Dans une déclaration ferme faite ce mercredi 10 septembre, il appelle les enseignants en grève à regagner les salles de classe. « La grève ne devrait pas être la seule voie pour revendiquer les droits. Nous encourageons un dialogue direct avec le gouvernement, notamment avec la ministre d’État Raïssa Malu », a-t-il affirmé.
Selon lui, les élèves sont les premières victimes de ces perturbations répétées : « Pourquoi, à chaque début d’année scolaire, les enseignants déclenchent-ils toujours un mouvement de grève ? », s’est-il interrogé, ajoutant que cela compromet sérieusement les capacités des apprenants et affaiblit l’éducation dans la région.

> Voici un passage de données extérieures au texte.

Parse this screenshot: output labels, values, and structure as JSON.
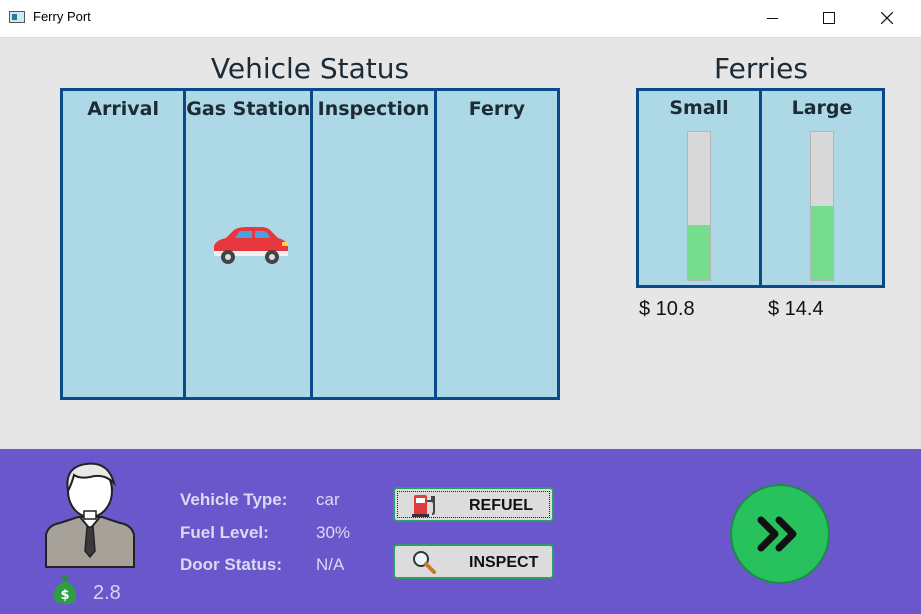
{
  "window": {
    "title": "Ferry Port",
    "controls": [
      "minimize",
      "maximize",
      "close"
    ]
  },
  "vehicle_status": {
    "title": "Vehicle Status",
    "columns": [
      "Arrival",
      "Gas Station",
      "Inspection",
      "Ferry"
    ],
    "vehicles": [
      {
        "type": "car",
        "column": "Gas Station",
        "icon": "red-car-icon",
        "color": "#e8373f"
      }
    ]
  },
  "ferries": {
    "title": "Ferries",
    "items": [
      {
        "name": "Small",
        "fill_fraction": 0.37,
        "price": "$ 10.8"
      },
      {
        "name": "Large",
        "fill_fraction": 0.5,
        "price": "$ 14.4"
      }
    ],
    "gauge_color": "#77dd8e"
  },
  "player": {
    "money": "2.8",
    "money_icon": "money-bag-icon"
  },
  "vehicle_info": {
    "type_label": "Vehicle Type:",
    "type_value": "car",
    "fuel_label": "Fuel Level:",
    "fuel_value": "30%",
    "door_label": "Door Status:",
    "door_value": "N/A"
  },
  "actions": {
    "refuel_label": "REFUEL",
    "refuel_icon": "fuel-pump-icon",
    "inspect_label": "INSPECT",
    "inspect_icon": "magnifier-icon",
    "next_icon": "fast-forward-icon"
  },
  "colors": {
    "board_bg": "#add8e6",
    "board_border": "#0b4a8a",
    "bottom_panel": "#6a57cc",
    "next_button": "#27c15e"
  }
}
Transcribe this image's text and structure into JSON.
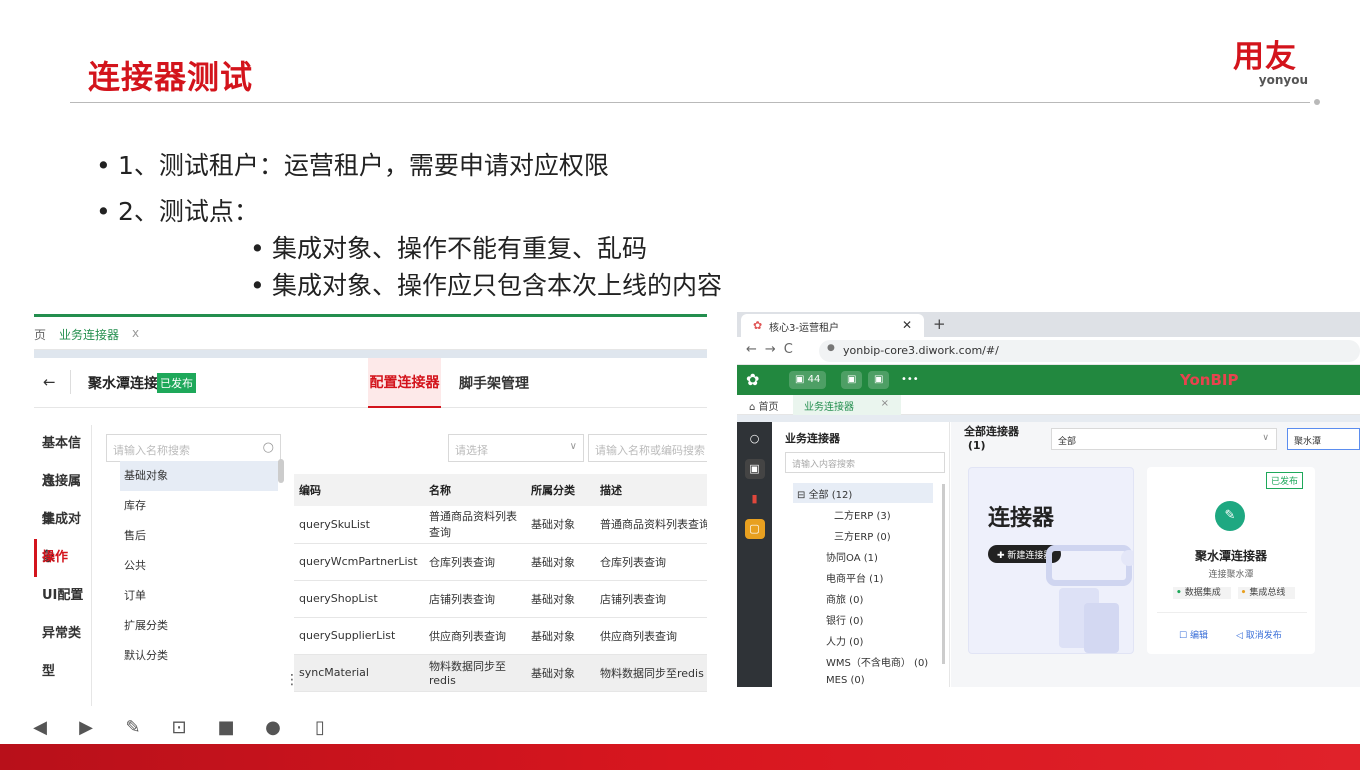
{
  "title": "连接器测试",
  "logo": {
    "cn": "用友",
    "en": "yonyou"
  },
  "bullets": [
    {
      "text": "1、测试租户：运营租户，需要申请对应权限"
    },
    {
      "text": "2、测试点："
    },
    {
      "text": "集成对象、操作不能有重复、乱码"
    },
    {
      "text": "集成对象、操作应只包含本次上线的内容"
    }
  ],
  "left_shot": {
    "tab_edge": "页",
    "tab_label": "业务连接器",
    "tab_close": "x",
    "back_icon": "←",
    "connector_name": "聚水潭连接器",
    "status_badge": "已发布",
    "tab_config": "配置连接器",
    "tab_scaffold": "脚手架管理",
    "side_items": [
      "基本信息",
      "连接属性",
      "集成对象",
      "操作",
      "UI配置",
      "异常类型"
    ],
    "active_side": "操作",
    "search_placeholder": "请输入名称搜索",
    "tree_items": [
      "基础对象",
      "库存",
      "售后",
      "公共",
      "订单",
      "扩展分类",
      "默认分类"
    ],
    "selected_tree": "基础对象",
    "select_placeholder": "请选择",
    "search2_placeholder": "请输入名称或编码搜索",
    "columns": [
      "编码",
      "名称",
      "所属分类",
      "描述"
    ],
    "rows": [
      [
        "querySkuList",
        "普通商品资料列表查询",
        "基础对象",
        "普通商品资料列表查询"
      ],
      [
        "queryWcmPartnerList",
        "仓库列表查询",
        "基础对象",
        "仓库列表查询"
      ],
      [
        "queryShopList",
        "店铺列表查询",
        "基础对象",
        "店铺列表查询"
      ],
      [
        "querySupplierList",
        "供应商列表查询",
        "基础对象",
        "供应商列表查询"
      ],
      [
        "syncMaterial",
        "物料数据同步至redis",
        "基础对象",
        "物料数据同步至redis"
      ]
    ]
  },
  "right_shot": {
    "browser_tab": "核心3-运营租户",
    "url": "yonbip-core3.diwork.com/#/",
    "badge_count": "44",
    "brand": "YonBIP",
    "home_tab": "首页",
    "page_tab": "业务连接器",
    "tree_title": "业务连接器",
    "tree_search_placeholder": "请输入内容搜索",
    "tree_root": "全部 (12)",
    "tree_items": [
      "二方ERP (3)",
      "三方ERP (0)",
      "协同OA (1)",
      "电商平台 (1)",
      "商旅 (0)",
      "银行 (0)",
      "人力 (0)",
      "WMS（不含电商） (0)",
      "MES (0)"
    ],
    "main_title": "全部连接器",
    "main_count": "(1)",
    "filter_value": "全部",
    "keyword_value": "聚水潭",
    "hero_title": "连接器",
    "new_button": "新建连接器",
    "card_status": "已发布",
    "card_name": "聚水潭连接器",
    "card_sub": "连接聚水潭",
    "card_tags": [
      "数据集成",
      "集成总线"
    ],
    "card_edit": "编辑",
    "card_unpublish": "取消发布"
  },
  "colors": {
    "accent_red": "#d3141c",
    "green": "#238e4e"
  },
  "toolbar_icons": [
    "prev-icon",
    "next-icon",
    "pen-icon",
    "screenshot-icon",
    "camera-icon",
    "more-icon",
    "device-icon"
  ]
}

Emmanuel Saliboko invite les autorités compétentes à se pencher rapidement sur les revendications des enseignants, afin de garantir une éducation continue, stable et équitable pour tous les enfants du territoire de Beni.
Rappelons que le SYECO, SYNECAT et FOSYNAT avaient déclenché un mouvement de grève depuis le 29 août dernier, une semaine après, une réunion d’évaluation était tenue où les professionnels de la craie blanche, avaient regretté le silence du gouvernement provincial face à leur revendication demandant au mutuelle de santé de leur donner une bonne santé car à chaque mois, elle retire 5000 FC à chaque enseignant pour la cause. Ce vendredi, il y aura une deuxième réunion d’évaluation.